The pandemic has altered the everyday lives of many and that includes what is considered to be everyday wear. Since many people are restricted to staying inside and binge-watching Netflix on their couch, jeans and formal attire are no longer a necessity. Fashion designers were demanded to accommodate these changes to satisfy their customers, but few succeeded.

Designers such as Rick Owens, Olivier Rousteing, Virginie Viard and Matthew Williams produced 80’s themed collections full of broad-shouldered jackets. Societies never opposed bringing good fashion back in style, but there’s an appropriate time and place and 2020 just isn’t it. These collections may have been fan-favorites if it was any other year but hour-long Zoom calls from home don’t call for making costly and bold fashion statements.

Although unfitting for the time, the designs still make for great Instagram posts that draw in millions of likes and keep that authentic fashion week appeal alive.

Other designers made sure to incorporate more functional and comfortable looks on this year’s runways. Maria Grazia Chiuri, the current head women’s designer at Dior, made sure their clothes reflected their customer’s present situation. “We are living in a different way and staying more at home within our intimacy. Our clothes have to reflect this new style of life,” Chiuri told Vogue.

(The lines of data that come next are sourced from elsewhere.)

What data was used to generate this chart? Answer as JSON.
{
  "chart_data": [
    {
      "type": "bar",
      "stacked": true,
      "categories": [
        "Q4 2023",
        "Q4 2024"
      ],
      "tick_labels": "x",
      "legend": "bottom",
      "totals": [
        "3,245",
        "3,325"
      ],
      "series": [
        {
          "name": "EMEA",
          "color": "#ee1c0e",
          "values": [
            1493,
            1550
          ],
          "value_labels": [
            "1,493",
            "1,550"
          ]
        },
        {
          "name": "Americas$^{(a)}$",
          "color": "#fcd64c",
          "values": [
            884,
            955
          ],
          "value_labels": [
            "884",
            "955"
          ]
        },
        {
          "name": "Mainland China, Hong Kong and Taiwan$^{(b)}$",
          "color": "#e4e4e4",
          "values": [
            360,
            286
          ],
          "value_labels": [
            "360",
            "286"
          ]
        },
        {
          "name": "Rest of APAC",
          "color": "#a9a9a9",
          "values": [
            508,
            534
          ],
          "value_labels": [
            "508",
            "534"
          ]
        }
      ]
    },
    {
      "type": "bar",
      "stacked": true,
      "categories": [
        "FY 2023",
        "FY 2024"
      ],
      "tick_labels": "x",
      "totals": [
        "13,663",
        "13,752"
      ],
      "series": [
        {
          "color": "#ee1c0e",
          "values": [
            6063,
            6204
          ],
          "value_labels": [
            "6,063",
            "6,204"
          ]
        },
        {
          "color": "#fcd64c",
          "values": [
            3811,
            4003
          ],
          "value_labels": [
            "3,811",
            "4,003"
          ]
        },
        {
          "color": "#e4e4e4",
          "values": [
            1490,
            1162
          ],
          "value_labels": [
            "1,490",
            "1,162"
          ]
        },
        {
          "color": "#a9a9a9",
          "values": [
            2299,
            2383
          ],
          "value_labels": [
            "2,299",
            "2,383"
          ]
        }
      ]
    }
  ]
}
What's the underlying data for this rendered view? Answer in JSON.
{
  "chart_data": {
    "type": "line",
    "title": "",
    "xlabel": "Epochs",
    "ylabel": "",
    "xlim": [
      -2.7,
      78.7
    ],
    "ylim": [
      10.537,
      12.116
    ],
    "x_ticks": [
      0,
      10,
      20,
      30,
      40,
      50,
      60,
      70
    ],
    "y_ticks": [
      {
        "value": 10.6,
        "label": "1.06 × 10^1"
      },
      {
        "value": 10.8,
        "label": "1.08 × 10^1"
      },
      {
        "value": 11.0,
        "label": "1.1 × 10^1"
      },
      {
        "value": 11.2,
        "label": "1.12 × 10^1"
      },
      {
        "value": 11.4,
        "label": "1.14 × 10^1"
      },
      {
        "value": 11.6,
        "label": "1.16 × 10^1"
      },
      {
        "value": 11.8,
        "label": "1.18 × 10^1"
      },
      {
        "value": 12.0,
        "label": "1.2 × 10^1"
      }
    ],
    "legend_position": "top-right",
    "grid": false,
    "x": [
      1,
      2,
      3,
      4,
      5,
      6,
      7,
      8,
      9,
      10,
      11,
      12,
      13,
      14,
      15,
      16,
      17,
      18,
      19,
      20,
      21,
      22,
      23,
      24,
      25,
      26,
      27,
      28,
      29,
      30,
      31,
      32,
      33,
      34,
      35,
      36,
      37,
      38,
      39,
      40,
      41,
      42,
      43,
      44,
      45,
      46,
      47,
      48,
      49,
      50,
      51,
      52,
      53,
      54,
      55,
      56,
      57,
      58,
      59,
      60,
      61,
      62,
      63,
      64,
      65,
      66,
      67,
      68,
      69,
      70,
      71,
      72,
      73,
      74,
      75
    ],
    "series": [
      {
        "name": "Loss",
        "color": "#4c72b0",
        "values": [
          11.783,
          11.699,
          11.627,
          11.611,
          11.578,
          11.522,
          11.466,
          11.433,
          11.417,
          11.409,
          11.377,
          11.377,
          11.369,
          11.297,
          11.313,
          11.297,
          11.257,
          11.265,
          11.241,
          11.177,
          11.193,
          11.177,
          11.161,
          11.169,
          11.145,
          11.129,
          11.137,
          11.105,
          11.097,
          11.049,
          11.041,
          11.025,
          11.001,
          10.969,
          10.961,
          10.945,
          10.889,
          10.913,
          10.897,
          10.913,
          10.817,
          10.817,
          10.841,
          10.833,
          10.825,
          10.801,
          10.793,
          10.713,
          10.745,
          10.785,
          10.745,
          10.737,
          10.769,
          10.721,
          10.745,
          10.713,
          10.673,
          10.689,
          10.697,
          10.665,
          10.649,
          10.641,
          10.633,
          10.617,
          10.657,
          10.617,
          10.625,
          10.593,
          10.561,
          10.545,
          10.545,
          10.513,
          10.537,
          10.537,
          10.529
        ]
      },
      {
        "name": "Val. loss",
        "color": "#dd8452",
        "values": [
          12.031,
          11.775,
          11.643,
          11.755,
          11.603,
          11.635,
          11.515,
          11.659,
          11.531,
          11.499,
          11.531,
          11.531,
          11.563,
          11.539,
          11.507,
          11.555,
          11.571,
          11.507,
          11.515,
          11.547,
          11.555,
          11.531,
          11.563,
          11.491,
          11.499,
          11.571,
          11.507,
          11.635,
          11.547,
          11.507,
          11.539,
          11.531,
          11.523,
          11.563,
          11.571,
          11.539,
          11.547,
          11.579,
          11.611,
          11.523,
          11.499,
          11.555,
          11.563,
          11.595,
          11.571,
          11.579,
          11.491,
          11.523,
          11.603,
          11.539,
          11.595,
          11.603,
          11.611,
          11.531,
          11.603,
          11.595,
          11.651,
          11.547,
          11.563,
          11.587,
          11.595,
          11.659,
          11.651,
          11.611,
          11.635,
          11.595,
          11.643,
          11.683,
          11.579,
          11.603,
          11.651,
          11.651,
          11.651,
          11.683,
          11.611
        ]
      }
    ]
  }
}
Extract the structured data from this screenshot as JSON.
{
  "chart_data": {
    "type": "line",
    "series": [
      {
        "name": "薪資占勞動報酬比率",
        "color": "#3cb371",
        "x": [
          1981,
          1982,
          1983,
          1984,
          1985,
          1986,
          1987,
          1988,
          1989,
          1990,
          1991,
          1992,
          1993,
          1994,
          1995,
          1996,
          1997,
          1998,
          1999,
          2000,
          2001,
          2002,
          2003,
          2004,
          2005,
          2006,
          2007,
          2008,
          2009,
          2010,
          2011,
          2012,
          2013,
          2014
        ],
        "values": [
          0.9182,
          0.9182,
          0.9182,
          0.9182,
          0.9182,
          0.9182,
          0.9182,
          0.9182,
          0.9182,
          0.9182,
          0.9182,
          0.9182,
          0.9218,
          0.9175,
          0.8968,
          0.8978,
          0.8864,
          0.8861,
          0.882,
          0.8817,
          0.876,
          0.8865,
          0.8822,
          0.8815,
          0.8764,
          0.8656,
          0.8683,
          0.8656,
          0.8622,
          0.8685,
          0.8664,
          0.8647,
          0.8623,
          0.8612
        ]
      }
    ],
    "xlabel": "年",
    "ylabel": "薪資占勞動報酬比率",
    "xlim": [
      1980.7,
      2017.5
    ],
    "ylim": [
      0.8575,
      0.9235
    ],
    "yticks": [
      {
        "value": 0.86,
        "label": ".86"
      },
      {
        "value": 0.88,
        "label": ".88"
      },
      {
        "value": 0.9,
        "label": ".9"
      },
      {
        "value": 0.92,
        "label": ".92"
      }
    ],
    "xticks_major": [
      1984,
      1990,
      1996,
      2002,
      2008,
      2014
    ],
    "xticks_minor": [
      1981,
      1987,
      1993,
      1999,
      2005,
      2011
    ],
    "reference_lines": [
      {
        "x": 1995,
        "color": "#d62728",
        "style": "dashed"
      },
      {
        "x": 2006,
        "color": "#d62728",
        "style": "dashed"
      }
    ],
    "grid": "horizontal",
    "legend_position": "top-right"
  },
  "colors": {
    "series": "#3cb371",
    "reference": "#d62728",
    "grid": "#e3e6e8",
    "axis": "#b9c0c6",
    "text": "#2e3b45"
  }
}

Sweatpants belong on the catwalk in 2020 because we’re all looking for something to take our minds off of the chaos. Way to read the room Dior.

The unexpected didn’t stop there, fashion powerhouse Moschino introduced the first ever puppets to make their mark on the runway. Instead of having real-life models strut their upcoming spring/summer 2021 collection, they sought out the perfect parade of puppets. From a distance, it appeared to be an ordinary fashion show. Looking a little closer revealed the strings controlling the puppet’s movements and their miniature clothes.

Moschino collaborated with Jim Henson’s Creature Shop, the visual effects company behind the Muppets to bring this show to life. With the help from this experienced team, they were able to showcase 40 looks from the spring/summer 2021 collection on 30-inch puppet models.

Moschino using puppets to showcase their spring/summer 2021 collection. 

Jeremy Scott, the creative director for Moschino, felt his puppet show fit in with the current state of the world. “We need to dream, we need to be inspired,” Scott told Vogue. “We need to be uplifted and transported, now more than ever.”

From sweatpants to puppets, the week carried on with complete and hybrid virtual runways. Some companies allowed models to walk the runway while guests attended virtually, other companies posted videos and pictures of models wearing their new collections.

This may go down as the weirdest fashion week ever, but it brings new opportunity for the fashion industry and the week itself. Virtual, hybrid, casual clothing and puppets have the possibility to be incorporated in fashion weeks to come. This could help brands save millions of dollars and stick out from their competitors, or the industry may just go back to what they know. The key takeaways from 2020’s fashion week is where there is a will there is a way and what a year it’s been. Only time will tell the impact of this year’s fashion week, and it should be interesting to say the least.